Keratoconjunctivitis sicca is a common disease of the lacrimal apparatus in dogs, with etiologies including drug toxicity, distemper, multisystemic autoimmune disease, congenital disease, and idiopathic disease [5]. Assessment of the degree of tissue loss would ideally be performed through noninvasive imaging, as well as functional tests of tear production. With normal reference values available, diagnostic and serial imaging of patients becomes possible to monitor disease. In people, fatty replacement of the gland tissue occurs in Sjögren syndrome and has been visualized on MRI fat suppression sequences. Short T1 inversion recovery (STIR) sequences may have promise in evaluating the gland for fatty change using a prospective MR imaging protocol.

Conclusions

In conclusion, the canine lacrimal glands are visible on postcontrast thin slice CT images, and normal reference measurements and volumes have been presented. Cross-sectional imaging may be a valuable tool in recognizing and evaluating lacrimal gland disease.

Methods

CT images of dogs obtained from February 2010 to March 2011 were selected for measurement of the lacrimal glands. Images of dogs with no disease in the orbit or periorbital tissues within a 5 cm diameter were included. In this retrospective study, images of the head were obtained for clinically relevant reasons unrelated to the lacrimal gland when dogs were admitted to the Veterinary Medical Teaching Hospital. As such, ethical and owner approval was not required.
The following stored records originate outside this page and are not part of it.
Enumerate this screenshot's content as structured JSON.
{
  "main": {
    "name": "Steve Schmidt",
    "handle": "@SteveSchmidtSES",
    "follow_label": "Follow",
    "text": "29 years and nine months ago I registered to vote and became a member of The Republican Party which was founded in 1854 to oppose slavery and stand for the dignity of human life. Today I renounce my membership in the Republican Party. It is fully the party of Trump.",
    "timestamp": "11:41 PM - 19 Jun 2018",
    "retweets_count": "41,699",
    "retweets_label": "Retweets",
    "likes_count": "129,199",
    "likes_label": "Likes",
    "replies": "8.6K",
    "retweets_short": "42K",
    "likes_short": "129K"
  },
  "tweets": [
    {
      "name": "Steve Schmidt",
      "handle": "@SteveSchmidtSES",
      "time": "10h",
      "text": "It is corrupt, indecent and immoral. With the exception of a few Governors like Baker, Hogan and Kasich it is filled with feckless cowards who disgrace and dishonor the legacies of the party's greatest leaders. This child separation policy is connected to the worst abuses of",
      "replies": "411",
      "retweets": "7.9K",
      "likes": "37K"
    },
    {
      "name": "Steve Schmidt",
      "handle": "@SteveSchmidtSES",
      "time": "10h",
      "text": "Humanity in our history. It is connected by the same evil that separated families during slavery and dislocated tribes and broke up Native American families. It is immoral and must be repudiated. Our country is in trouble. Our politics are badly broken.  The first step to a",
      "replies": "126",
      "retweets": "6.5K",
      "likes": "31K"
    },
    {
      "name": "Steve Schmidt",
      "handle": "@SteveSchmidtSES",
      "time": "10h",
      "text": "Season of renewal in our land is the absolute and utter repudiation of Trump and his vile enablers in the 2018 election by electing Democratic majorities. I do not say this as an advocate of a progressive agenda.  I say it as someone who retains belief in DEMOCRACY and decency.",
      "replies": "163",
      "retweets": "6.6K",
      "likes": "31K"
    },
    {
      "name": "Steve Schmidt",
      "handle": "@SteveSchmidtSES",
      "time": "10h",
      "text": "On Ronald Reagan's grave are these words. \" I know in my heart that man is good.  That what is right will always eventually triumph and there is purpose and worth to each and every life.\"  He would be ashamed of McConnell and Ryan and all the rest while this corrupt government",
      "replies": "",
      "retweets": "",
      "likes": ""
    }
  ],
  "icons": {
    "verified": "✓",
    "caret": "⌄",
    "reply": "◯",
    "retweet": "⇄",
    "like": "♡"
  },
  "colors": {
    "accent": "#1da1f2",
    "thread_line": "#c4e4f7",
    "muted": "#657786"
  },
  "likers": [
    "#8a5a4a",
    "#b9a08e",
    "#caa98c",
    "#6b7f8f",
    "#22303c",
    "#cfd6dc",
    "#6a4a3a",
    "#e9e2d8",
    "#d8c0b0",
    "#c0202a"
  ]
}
The transverse CT images were obtained pre- and postcontrast (Isovue 370 mg I/mL, Bracco diagnostics Inc., Bracco, NJ) on a multidetector row CT (Lightspeed 16, General Electric Co., Milwaukee, WI) in axial (20/42) or helical (22/42) mode. Images were acquired with a kV of 120 and a mean mA of 113 (±33) and were reconstructed in a soft-tissue algorithm. Image collimation ranged from 0.625-5 mm with a median of 2.5 mm without overlap or interslice gap.
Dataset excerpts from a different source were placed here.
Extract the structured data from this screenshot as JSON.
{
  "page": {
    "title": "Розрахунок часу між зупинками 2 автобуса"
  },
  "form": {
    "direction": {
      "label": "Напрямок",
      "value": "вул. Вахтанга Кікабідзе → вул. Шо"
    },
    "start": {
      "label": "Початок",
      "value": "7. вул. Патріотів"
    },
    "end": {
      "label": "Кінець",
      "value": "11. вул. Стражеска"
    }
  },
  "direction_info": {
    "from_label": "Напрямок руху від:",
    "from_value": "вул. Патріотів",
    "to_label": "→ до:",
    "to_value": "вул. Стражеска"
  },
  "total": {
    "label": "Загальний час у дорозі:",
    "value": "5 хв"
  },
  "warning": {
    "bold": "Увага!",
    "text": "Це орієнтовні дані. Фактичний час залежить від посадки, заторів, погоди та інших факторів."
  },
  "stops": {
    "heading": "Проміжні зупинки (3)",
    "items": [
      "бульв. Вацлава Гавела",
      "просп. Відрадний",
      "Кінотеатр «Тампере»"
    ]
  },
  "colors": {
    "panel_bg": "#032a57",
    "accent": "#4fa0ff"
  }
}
The lacrimal glands were identified by their contrast enhancement relative to other orbital tissues and by their location in the rostromedial orbit (TEG) or caudolateral to the globe (LG). Linear and volumetric measurements of the glands were obtained on postcontrast images using image-viewing software (Osirix 3.8.1, Geneva, Switzerland). The TEG was measured using hand-drawn elliptical regions of interest for volume and linear measurements of width and height relative to the globe. The LG volume was measured with hand-drawn elliptical regions of interest, and width and height were measured with linear parallel and orthogonal measurements relative to the orbital ligament. Length measurements of the TEG and LG were calculated from the slice width multiplied by the number of slices in which the glands were visible to maximize spatial resolution on non-isotropic images. Maximum enhancement of the region of interest of each gland was recorded. Regions of interest were copied to the corresponding precontrast images to measure the attenuation of the poorly conspicuous TEG and LG. The mean CT attenuation was recorded with a region of interest in Hounsfield Units (HU).

To validate the size and location of the LGs, dissections were performed on six cadaver beagles weighing 11–12 kg. Measurements were not obtained for the TEGs. Use of the beagle dogs was approved by the Institutional Animal Care and Use Board of the University of California, Davis. These dogs were part of a larger study investigating the safety and immunomodulatory effects of mesenchymal stromal cells transplanted into the canine lacrimal gland, and euthanasia and necropsy was performed for this purpose [24].

Differences between measurements of the glands on the left and right sides were compared using the Wilcoxon signed-rank test with a P < 0.05 considered significant. A linear regression model was used to assess the effect of body weight, slice thickness, and modality on volume measurements of the LGs and TEGs. Analysis was performed using commercial software (StataCorp. 2009. Stata Statistical Software: Release 11. College Station, TX: StataCorp LP).